As our company continues to grow, we will continue conducting research into packaging options to ensure that we use resources responsibly and prioritise the use of recycled or reused materials. We’ve recently made changes in that regard, for example, to reduce our carbon footprint, we no longer accept the return of used bottles and jars.
Alternatively, our bottles and jars can be deposited into the customer’s kerbside recycle bin. We also do not currently accept refills. The risk of contamination to the formulas is simply too high, and there is not currently a sustainable or financially feasible option to sterilise and refill packaging across multiple products.
We have also phased out single use plastic sample pots. This means that our sample offering has evolved so that we are not encouraging thoughtless consumption of little packets and jars that often end up as pollution or landfill. We have transitioned to a limited selection of deluxe samples that are housed in reusable glass, rather than plastic, and all spatulas for our jarred products are made from biodegradable materials.
In what ways have local planting initiatives and carbon offset programs become an integral part of your brand’s identity and mission?
These initiatives are the undercurrent of everything we do at Mukti Organics. We are a sustainable beauty brand, first and foremost, so any work that we do is underpinned by the most sustainable route. We are always looking at ways that we can offset our impact, and these programs are just an example of our efforts to reduce our footprint.

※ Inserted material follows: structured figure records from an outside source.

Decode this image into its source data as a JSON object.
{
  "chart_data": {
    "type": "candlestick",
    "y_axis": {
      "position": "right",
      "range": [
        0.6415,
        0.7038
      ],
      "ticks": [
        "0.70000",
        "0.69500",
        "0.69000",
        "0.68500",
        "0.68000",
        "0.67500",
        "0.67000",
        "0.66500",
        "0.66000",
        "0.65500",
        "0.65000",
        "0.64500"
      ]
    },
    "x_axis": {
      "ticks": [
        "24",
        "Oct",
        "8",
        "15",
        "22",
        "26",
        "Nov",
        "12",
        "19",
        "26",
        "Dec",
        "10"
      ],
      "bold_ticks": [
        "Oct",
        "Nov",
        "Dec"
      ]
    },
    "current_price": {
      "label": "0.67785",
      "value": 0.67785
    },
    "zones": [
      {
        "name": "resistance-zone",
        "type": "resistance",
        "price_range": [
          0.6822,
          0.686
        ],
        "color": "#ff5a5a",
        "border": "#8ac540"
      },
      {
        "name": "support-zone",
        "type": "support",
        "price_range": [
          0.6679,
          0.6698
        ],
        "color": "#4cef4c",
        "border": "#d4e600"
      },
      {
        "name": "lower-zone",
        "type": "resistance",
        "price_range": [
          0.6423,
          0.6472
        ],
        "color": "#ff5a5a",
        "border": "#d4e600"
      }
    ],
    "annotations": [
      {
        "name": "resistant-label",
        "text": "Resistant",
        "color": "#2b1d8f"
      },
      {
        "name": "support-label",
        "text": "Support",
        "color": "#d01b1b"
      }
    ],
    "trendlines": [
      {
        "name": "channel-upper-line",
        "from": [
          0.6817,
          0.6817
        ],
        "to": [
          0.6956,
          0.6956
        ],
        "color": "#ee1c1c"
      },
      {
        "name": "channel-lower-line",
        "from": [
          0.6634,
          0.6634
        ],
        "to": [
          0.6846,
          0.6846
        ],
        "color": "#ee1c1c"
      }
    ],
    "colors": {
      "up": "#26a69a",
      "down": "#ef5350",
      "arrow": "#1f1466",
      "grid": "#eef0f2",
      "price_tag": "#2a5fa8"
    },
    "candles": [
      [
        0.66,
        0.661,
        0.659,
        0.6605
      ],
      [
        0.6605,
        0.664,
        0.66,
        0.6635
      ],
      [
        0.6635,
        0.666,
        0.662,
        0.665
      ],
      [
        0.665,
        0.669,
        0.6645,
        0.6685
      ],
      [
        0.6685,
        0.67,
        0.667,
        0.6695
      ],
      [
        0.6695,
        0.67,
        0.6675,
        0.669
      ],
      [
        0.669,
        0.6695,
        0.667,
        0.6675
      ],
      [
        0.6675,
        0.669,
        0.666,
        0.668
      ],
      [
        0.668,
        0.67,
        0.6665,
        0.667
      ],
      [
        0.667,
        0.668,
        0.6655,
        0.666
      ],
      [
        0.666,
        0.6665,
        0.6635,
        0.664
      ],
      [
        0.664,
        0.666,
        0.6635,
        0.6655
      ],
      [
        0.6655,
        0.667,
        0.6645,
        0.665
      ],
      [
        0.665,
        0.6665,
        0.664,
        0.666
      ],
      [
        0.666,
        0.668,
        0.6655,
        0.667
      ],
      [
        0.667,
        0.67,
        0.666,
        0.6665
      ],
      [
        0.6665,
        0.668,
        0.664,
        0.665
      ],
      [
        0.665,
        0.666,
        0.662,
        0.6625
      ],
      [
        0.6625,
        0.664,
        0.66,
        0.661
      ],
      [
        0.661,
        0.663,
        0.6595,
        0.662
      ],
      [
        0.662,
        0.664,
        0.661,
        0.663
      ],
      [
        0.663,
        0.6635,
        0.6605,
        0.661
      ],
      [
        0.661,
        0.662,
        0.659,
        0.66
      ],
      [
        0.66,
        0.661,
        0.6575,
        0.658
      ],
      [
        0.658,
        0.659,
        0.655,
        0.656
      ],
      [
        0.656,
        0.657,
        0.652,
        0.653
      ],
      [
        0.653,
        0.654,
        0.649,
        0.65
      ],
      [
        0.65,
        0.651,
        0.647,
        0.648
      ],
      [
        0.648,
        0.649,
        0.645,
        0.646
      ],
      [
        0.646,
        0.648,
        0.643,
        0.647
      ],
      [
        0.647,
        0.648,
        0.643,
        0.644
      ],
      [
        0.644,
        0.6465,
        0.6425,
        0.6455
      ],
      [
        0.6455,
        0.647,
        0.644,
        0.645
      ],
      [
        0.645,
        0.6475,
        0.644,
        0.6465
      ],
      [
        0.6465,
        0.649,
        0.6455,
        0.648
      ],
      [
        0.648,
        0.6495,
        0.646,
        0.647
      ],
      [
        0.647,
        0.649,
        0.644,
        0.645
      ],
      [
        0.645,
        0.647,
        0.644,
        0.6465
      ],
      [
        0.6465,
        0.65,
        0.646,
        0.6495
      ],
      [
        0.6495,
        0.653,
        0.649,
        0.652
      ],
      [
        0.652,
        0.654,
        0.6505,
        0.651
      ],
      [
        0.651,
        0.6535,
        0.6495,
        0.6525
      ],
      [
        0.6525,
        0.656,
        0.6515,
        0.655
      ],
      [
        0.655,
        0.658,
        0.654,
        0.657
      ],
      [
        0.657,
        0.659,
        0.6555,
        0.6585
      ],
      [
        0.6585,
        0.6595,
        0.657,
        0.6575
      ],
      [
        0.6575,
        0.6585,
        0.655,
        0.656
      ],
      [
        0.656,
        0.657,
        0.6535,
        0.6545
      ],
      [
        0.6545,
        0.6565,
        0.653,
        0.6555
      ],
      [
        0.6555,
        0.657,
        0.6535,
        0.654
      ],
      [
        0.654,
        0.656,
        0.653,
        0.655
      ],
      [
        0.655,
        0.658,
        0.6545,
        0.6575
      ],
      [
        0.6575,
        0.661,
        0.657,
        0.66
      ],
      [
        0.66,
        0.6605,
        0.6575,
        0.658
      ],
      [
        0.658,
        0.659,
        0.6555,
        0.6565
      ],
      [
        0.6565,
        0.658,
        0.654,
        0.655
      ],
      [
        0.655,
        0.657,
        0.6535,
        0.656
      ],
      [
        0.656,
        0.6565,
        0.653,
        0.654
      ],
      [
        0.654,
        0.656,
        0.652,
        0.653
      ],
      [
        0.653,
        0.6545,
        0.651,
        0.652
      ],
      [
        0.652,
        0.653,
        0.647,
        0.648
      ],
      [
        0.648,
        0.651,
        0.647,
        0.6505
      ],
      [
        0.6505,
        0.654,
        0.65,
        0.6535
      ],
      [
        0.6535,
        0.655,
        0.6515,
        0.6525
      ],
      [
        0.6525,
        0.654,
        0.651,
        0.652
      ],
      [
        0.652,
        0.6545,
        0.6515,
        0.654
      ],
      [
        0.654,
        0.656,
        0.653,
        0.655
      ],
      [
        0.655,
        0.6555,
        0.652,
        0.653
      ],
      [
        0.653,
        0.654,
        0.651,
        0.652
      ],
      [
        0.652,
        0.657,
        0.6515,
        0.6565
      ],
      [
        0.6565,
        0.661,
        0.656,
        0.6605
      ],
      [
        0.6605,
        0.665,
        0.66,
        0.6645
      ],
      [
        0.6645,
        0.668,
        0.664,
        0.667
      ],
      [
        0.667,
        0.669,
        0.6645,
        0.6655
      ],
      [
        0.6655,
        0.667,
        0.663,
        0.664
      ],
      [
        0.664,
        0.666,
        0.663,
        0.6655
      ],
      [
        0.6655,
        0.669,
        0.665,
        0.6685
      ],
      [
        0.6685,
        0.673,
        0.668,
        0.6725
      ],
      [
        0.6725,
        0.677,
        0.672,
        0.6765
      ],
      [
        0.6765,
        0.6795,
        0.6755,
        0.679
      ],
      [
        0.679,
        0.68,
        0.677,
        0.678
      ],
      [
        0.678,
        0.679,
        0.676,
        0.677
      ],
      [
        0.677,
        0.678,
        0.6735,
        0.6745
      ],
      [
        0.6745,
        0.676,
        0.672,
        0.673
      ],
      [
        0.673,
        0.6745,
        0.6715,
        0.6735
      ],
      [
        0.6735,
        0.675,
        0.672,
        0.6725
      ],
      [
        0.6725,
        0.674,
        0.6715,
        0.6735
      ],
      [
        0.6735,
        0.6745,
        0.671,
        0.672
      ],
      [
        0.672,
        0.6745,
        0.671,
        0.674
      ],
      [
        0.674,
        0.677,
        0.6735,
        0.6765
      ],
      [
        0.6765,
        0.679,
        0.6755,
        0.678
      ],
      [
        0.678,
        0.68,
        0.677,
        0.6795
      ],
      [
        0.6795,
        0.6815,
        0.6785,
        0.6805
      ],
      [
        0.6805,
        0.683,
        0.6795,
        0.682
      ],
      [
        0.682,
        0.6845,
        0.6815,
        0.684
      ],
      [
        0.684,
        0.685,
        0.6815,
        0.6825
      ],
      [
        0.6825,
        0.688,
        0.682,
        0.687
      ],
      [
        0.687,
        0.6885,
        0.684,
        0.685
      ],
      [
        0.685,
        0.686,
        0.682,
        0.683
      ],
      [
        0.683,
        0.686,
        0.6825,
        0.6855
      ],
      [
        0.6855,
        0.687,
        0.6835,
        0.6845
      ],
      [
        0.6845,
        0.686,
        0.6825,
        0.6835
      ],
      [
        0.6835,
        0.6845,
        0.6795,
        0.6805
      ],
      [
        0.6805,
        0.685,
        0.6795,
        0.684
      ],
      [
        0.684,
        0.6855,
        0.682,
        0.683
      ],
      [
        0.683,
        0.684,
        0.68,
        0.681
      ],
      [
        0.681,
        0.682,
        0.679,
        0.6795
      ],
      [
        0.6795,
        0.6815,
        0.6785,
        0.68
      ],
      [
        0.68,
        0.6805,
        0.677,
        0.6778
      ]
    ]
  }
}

Reflecting on your journey from researching ingredients in a library pre the world wide web, to leading an award-winning organic beauty brand, what key learnings have shaped your approach to product development?
Anyone that has been in an industry for over 20 years will definitely tell you there have been LOTS of key learnings! Many of those learnings came earlier on in my journey and often came from the mistakes we made. Back when I was researching ingredients, I was a single Mum that was trying to learn about ingredients and formulating.

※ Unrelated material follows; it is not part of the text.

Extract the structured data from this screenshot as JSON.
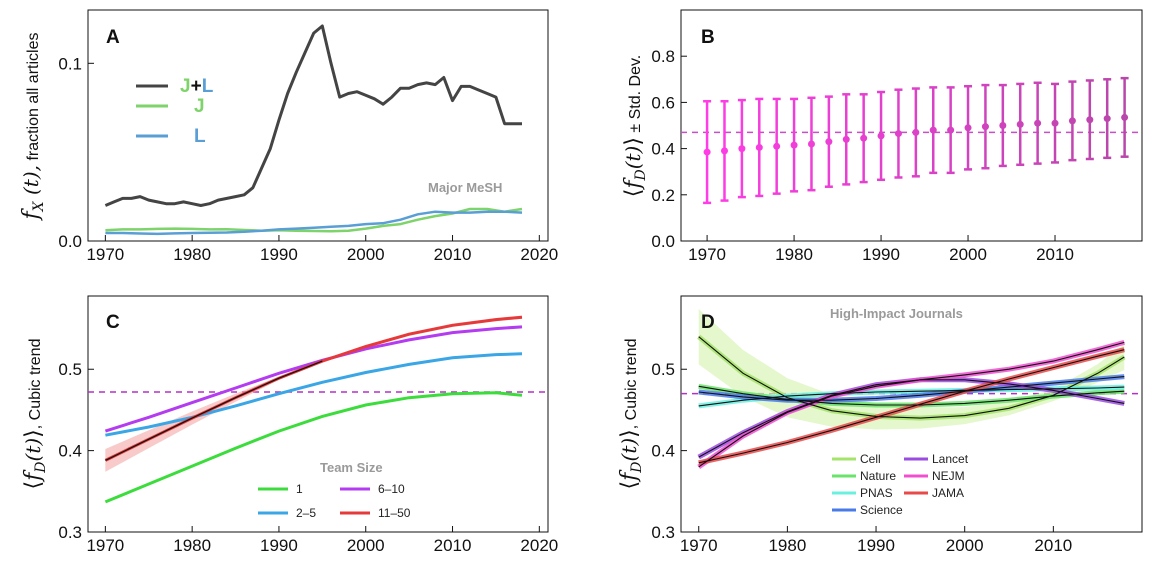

I felt like I was on my own navigating the intricate world of natural, clean formulations, learning from every single mistake. Our first Mukti Organics product was a lip balm, and the original iteration was a complete disaster! However, I didn’t let that stop me. I perfected the formula and kept creating more products.
We once also had to throw ALL of our products in a skip bin because the preservative system failed. Despite this, I’d have to say these challenges only fuelled my determination to create a skincare brand that echoed my values – kind to the skin and sustainable. I knew I could do things differently and today I am very proud that I didn’t let any setback stop me.
I guess that’s one of the biggest learnings – to navigate your way through the setbacks, follow your intuition when it’s telling you there has to be a better way (despite people often telling me there wasn’t), and let your values provide you with the moral compass to navigate through challenges and make choices that will positively influence those around you.
Managing a global brand like Mukti Organics, how do you ensure consistency in ethical practices across different markets, and what key advice would you offer to new brands in the beauty industry?
Ensure that there is complete transparency all the way through the supply chain. We simply will not work with suppliers who have practices shrouded in mystery or aren’t upfront about the sourcing and manufacturing of ingredients.
‘Ignorance’ is not an acceptable excuse when it comes to ethical and sustainable practices. You have to KNOW where your ingredients are coming from, work with trusted suppliers and maintain your integrity no matter what. Choosing the ethical and sustainable way can sometimes cost you more, but that’s a small price to pay when you know you are making a valuable difference.